In total, Beijing has poured over $240 billion into sub-Saharan Africa since 2000 to secure access to critical resources. Mines like Tenke Fungurume, acquired from US mining giant Freeport-McMoRan in 2016 for $2.65 billion by China Molybdenum, show how China has methodically captured the minerals supply chain.
These minerals are central to Trump’s trade war with China. Cobalt powers lithium-ion batteries critical for electric cars, smartphones and renewable energy storage. Copper is used in electrical grids, wind turbines and advanced weaponry like hypersonic missiles, while lithium and tantalum enable next-generation batteries and military electronics, including drones and tank armor. America is now intensifying its stockpiling efforts as China’s control of these minerals poses a growing threat to US industrial capacity and national security. But it is a decades-long lag that Trump is racing to overcome.
Tshisekedi’s presidency is under severe strain. The Rwanda-backed M23 rebels have surged through eastern Congo, exploiting the nation’s instability to devastating effect. Since November, M23 has captured Goma, North Kivu’s million-strong capital, and Bukavu in South Kivu. They also seized Walikale, a mineral-rich trading post – their deepest westward advance – and control roughly half of North Kivu, with support from an estimated 3,000 to 4,000 Rwandan troops. The rebels have disrupted trade routes, displaced 780,000 people and left thousands of dead, plunging the region into chaos. Last month M23 withdrew from Walikale ahead of peace talks, allowing the DRC army to reclaim it in early April – a rare victory amid a string of defeats.

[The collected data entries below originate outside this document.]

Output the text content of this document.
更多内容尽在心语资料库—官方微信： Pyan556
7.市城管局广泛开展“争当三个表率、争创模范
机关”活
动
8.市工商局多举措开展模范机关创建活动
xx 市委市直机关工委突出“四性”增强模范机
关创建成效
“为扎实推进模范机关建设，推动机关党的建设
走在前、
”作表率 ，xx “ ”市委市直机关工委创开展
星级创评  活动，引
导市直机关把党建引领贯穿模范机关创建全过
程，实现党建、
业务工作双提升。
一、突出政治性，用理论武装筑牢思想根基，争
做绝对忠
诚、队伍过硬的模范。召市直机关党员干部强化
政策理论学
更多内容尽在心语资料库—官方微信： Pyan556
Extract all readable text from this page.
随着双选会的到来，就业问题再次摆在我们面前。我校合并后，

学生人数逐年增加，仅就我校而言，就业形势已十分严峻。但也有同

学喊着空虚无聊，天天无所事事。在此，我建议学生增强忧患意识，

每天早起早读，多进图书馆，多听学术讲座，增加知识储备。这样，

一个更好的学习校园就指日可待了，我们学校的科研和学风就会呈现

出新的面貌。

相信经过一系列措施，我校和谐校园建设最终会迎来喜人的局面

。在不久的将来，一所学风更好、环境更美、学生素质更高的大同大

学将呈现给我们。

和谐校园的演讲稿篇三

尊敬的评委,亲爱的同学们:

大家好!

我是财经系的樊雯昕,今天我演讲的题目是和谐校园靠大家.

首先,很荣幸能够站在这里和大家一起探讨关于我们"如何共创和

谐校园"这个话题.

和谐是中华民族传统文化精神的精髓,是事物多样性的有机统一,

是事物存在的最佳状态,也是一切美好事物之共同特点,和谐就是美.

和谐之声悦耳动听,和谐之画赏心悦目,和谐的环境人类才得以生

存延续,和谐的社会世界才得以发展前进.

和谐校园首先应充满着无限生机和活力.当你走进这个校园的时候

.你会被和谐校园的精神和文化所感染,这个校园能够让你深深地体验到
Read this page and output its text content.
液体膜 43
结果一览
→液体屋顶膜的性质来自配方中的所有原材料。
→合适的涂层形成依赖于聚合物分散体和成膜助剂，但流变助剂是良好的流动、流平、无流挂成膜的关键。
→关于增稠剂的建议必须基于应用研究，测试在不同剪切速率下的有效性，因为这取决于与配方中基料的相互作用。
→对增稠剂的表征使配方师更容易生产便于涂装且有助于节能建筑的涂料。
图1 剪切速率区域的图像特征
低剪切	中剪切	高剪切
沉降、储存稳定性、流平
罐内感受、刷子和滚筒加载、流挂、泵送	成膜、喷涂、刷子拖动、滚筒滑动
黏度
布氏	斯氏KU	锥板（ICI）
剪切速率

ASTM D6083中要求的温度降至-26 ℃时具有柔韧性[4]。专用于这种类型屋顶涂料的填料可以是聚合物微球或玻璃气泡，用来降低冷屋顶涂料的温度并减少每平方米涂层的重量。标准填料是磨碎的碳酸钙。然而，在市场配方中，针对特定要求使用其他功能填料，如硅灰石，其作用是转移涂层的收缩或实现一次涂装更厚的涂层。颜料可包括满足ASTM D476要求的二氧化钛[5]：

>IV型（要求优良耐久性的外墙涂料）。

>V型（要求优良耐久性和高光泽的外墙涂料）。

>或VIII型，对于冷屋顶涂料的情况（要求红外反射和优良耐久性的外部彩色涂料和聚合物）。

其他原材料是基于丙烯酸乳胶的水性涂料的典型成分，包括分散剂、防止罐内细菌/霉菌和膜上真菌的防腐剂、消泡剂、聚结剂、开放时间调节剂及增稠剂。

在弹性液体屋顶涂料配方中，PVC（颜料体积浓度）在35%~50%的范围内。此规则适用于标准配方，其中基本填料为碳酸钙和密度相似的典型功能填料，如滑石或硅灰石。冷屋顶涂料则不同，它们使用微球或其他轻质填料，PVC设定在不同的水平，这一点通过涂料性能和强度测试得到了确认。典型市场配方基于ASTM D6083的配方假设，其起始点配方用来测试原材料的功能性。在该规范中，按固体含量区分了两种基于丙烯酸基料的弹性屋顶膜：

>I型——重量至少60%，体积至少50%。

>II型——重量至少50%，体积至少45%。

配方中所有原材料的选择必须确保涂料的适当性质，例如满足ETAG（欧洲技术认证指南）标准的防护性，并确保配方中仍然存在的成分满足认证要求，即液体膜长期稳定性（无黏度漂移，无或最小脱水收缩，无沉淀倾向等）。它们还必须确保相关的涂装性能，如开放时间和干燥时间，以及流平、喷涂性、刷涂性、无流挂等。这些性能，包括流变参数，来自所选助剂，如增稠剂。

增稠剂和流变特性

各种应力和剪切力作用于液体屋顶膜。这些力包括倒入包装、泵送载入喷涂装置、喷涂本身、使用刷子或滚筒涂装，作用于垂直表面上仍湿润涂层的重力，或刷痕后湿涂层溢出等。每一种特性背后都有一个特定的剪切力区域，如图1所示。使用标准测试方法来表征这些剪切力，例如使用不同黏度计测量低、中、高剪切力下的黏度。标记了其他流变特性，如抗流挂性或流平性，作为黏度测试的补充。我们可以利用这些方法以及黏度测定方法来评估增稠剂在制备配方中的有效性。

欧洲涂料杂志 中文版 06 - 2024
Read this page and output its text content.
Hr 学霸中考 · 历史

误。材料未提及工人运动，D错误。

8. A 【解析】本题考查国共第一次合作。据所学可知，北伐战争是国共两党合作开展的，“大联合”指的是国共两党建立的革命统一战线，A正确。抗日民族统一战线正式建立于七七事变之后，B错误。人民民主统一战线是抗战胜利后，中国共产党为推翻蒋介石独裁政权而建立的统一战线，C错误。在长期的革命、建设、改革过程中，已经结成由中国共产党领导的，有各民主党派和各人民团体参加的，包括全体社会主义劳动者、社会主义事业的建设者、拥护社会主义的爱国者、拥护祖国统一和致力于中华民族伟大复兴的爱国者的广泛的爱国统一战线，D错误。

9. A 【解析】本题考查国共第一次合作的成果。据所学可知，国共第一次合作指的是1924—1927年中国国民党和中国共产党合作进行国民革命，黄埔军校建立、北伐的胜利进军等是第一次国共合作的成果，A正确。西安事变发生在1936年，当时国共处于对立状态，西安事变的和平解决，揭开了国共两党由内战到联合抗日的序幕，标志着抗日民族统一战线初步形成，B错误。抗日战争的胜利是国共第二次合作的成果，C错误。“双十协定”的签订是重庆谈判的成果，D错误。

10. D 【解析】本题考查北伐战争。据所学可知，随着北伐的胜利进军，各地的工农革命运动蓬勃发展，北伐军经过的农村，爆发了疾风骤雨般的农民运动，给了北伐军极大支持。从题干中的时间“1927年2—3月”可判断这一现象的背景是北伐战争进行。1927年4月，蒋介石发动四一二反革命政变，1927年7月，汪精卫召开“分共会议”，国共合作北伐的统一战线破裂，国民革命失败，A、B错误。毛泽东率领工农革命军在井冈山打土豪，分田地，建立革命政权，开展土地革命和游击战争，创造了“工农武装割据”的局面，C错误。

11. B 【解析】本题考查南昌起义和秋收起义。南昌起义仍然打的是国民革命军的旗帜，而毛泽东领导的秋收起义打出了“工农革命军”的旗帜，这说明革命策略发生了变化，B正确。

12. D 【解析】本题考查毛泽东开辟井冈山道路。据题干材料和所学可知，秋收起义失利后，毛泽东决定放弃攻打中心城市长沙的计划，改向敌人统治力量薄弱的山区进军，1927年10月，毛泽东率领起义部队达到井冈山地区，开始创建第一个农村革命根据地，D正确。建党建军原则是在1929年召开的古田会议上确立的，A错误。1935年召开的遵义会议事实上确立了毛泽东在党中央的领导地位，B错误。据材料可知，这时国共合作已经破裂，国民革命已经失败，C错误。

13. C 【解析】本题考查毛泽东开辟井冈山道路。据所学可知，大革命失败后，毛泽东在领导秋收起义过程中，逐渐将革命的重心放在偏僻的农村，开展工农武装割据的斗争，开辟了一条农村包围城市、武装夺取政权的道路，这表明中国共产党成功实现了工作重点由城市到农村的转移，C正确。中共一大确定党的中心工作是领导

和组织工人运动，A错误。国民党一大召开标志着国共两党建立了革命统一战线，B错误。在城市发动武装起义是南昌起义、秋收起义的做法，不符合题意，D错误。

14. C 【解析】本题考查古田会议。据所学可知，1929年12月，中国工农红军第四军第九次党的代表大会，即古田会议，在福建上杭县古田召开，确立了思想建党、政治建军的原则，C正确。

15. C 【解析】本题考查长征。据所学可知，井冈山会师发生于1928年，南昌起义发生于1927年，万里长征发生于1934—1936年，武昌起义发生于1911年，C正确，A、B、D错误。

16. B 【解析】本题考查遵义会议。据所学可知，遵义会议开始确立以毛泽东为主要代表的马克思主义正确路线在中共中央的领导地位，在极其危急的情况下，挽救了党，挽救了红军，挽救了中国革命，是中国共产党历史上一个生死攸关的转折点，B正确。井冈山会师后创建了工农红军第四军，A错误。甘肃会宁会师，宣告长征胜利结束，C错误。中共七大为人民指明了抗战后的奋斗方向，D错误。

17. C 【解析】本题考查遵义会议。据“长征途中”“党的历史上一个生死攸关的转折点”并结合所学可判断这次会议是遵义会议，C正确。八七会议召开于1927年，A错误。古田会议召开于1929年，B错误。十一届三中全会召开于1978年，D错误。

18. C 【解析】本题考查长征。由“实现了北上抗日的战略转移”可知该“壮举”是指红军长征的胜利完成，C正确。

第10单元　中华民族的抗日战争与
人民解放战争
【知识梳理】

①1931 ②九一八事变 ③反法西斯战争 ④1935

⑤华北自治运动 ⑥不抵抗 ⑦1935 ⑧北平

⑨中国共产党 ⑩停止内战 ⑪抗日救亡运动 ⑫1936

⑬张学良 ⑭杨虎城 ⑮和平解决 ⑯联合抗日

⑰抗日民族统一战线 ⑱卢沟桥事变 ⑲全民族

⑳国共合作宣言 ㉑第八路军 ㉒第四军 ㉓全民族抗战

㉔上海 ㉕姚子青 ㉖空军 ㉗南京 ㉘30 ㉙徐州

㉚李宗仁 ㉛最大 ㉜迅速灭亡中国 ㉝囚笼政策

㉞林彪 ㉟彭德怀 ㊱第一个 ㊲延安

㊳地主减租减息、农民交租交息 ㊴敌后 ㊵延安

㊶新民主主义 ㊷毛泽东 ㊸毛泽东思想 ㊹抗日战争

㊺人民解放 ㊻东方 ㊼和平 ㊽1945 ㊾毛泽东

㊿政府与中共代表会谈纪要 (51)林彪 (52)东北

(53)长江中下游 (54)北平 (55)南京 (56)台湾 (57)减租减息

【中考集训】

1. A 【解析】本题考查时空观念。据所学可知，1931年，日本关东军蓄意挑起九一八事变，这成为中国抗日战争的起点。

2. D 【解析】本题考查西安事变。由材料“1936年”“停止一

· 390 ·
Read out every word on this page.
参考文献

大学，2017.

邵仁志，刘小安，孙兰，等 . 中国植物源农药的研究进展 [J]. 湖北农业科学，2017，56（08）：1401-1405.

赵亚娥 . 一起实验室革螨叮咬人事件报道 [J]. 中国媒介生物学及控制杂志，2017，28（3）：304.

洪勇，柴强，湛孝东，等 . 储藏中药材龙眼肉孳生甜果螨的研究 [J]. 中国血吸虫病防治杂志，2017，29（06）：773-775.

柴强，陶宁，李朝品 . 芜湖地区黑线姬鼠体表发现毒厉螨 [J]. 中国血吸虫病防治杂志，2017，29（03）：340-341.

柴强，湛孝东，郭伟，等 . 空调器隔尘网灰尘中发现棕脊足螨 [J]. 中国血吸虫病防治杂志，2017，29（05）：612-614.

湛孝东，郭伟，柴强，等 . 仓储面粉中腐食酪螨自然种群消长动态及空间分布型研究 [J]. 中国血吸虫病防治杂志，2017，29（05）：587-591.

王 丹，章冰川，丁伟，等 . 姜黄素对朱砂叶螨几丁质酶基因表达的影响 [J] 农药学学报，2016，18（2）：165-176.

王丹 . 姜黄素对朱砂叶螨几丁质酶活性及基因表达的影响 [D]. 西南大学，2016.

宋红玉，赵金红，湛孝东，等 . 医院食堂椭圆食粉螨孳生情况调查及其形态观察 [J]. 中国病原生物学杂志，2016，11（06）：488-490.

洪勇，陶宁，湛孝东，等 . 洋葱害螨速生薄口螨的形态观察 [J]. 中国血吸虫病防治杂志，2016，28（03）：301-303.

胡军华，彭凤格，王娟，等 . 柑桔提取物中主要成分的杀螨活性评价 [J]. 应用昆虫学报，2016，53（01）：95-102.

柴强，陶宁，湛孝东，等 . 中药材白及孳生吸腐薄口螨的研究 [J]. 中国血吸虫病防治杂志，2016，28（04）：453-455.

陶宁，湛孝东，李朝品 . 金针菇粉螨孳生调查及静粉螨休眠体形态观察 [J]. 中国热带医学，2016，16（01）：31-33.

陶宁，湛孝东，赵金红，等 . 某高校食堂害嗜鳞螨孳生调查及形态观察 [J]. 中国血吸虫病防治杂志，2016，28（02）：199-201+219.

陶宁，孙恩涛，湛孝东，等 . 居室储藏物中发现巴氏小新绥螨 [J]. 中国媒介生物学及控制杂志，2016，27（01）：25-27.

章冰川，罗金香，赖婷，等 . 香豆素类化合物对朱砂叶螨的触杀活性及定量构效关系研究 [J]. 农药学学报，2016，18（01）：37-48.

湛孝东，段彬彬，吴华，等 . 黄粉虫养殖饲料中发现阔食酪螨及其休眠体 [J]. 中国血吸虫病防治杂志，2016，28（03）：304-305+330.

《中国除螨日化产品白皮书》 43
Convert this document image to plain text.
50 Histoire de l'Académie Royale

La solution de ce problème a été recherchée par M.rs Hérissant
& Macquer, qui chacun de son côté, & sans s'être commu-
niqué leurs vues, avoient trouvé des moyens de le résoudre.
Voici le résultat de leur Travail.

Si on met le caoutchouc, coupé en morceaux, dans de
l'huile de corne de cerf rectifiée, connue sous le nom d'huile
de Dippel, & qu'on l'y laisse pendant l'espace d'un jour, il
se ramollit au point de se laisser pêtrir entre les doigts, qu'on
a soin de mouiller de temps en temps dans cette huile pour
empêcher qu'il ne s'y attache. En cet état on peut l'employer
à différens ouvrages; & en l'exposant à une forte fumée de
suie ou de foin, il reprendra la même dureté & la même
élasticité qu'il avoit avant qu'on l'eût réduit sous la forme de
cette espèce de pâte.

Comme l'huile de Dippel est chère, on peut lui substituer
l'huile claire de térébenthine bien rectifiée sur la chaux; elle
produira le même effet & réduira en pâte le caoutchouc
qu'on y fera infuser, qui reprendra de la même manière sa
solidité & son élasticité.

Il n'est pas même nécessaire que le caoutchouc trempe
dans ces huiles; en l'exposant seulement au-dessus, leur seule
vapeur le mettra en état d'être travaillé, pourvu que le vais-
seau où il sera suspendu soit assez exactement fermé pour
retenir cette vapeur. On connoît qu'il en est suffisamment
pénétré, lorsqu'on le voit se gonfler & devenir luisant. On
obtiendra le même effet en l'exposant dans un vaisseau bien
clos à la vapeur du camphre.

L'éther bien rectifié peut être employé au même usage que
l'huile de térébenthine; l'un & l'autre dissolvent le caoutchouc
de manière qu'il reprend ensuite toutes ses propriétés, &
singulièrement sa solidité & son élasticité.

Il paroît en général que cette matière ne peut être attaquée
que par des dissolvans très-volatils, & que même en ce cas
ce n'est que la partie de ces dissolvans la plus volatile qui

Tshisekedi’s attempts to rally allies have faltered. South Africa sent a force of 5,000 to Congo but then withdrew them after losing 19 soldiers; Burundi’s troops retreated after Bukavu’s fall; the UN’s 11,000-strong Monusco mission in the DRC has been ineffective. Private military contractors working for the government are said to have abandoned their posts. With his army’s earlier retreats marred by looting, Tshisekedi is leading a crumbling state, prompting him to appeal for US assistance.
Trump’s plan is to redraw supply routes from the DRC to reduce its reliance on China. A key part of that strategy is the $1.6 billion Lobito Corridor rail project, which will carry minerals like cobalt and copper from inland DRC and from Zambia to Angola’s Atlantic coast – bypassing Chinese-dominated lorry export routes through Tanzania and South Africa. Once complete, the corridor will allow direct shipments from the port of Lobito to the United States and other western markets, cutting Beijing out of the loop.
At the same time, Trump is pushing US firms to invest in Congo’s mining sector and expanding their minerals refining capacity – potentially by using government-controlled facilities as processing hubs.
Trump’s model for the DRC appears to be like the Ukraine deal, with strategic minerals like nickel negotiated as compensation for military and financial assistance already being provided by the US. Success in the DRC could free the US from Beijing’s dominance while stabilizing Tshisekedi’s beleaguered government. Failure risks escalation with Rwanda, which denies backing M23 but has threatened reprisals.
Trump realizes the US is dangerously exposed to China’s chokehold on critical minerals. By leveraging military assistance to Tshisekedi, who desperately needs it to survive a civil war, Trump has a way in. But sending a family member like Boulos isn’t enough. The strategy hinges on US companies falling in line – massive investment will be required, a process that will take years. How willing American firms are to operate in a country mired in conflict and corruption could determine whether Trump’s trade war gambit gains traction or collapses under its own ambition.